В годы минувшей кровопролитной войны советский народ проявил массовый героизм. Более четырёх десятилетий прошло с той поры, а мы узнаём имена всё новых и новых героев. Подвиги иных не отмечены высокими наградами. Мудро писал в ту тяжёлую годину поэт:
Страшный бой идёт кровавый,
Смертный бой не ради славы,
Ради жизни на земле.
Имя героев – легион. В песни и поэмы, города и корабли воплотились легендарные Зоя и Александр Космодемьянские, Лиза Чайкина, Николай Гастелло и его товарищи молодогвардейцы, богатыри-панфиловцы, стоявшие насмерть у разъезда Дубосеково, Александр Матросов…
Подвиги бывают разные. Минутное напряжение душевных сил – и человек становится легендой. Несколько часов беспримерного боя – и его герои навечно записаны в Книгу истории.
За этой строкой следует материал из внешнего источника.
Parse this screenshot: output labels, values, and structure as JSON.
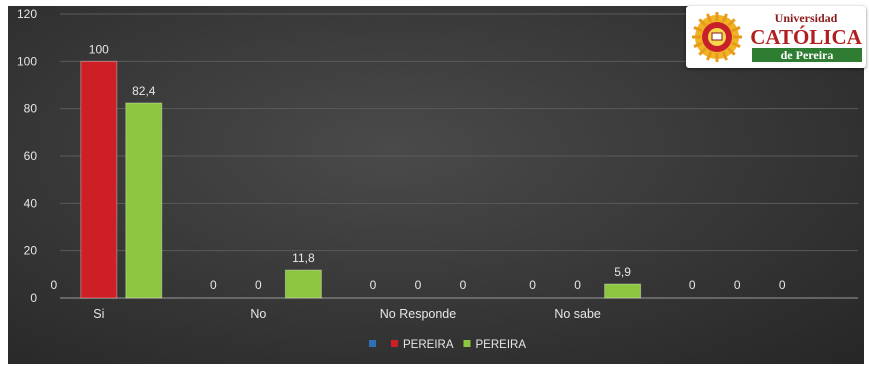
{
  "chart_data": {
    "type": "bar",
    "categories": [
      "Si",
      "No",
      "No Responde",
      "No sabe",
      ""
    ],
    "series": [
      {
        "name": "",
        "color": "#2f6fb8",
        "values": [
          0,
          0,
          0,
          0,
          0
        ]
      },
      {
        "name": "PEREIRA",
        "color": "#cf1f26",
        "values": [
          100,
          0,
          0,
          0,
          0
        ]
      },
      {
        "name": "PEREIRA",
        "color": "#8cc63e",
        "values": [
          82.4,
          11.8,
          0,
          5.9,
          0
        ]
      }
    ],
    "data_labels": [
      [
        "0",
        "0",
        "0",
        "0",
        "0"
      ],
      [
        "100",
        "0",
        "0",
        "0",
        "0"
      ],
      [
        "82,4",
        "11,8",
        "0",
        "5,9",
        "0"
      ]
    ],
    "yticks": [
      "0",
      "20",
      "40",
      "60",
      "80",
      "100",
      "120"
    ],
    "ylim": [
      0,
      120
    ],
    "legend_position": "bottom",
    "grid": true,
    "title": "",
    "xlabel": "",
    "ylabel": ""
  },
  "logo": {
    "line1": "Universidad",
    "line2": "CATÓLICA",
    "line3": "de Pereira"
  }
}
Разведчик, охотник за «языками», совершает свой многотрудный подвиг долгие недели, месяцы.
Подвиг Вали Гафурова длится более четырёх десятилетий!
Он родился на окраине Ташкента. Обыкновенный мальчик. Хлопотал с отцом на огороде, играл и проказил со сверстниками. Окончил семилетку, затем – учительские курсы. 1940 год. Ещё совсем недавно он сам учился, а ныне Вали – учитель в сельской школе, укитувчи, муаллим – по-узбекски. Ему всего восемнадцать лет, вся жизнь впереди. Юноша с увлечением занимается с малышами, мечтает о высшем педагогическом образовании.
Грянул грозовой 1941-й. Миллионы патриотов уходят на фронт. И среди них – Вали Гафуров. Бывший учитель становится курсантом пехотного училища, настойчиво овладевает наукой побеждать.
Лето 1942 года. Тяжелейшее положение на южном фронте.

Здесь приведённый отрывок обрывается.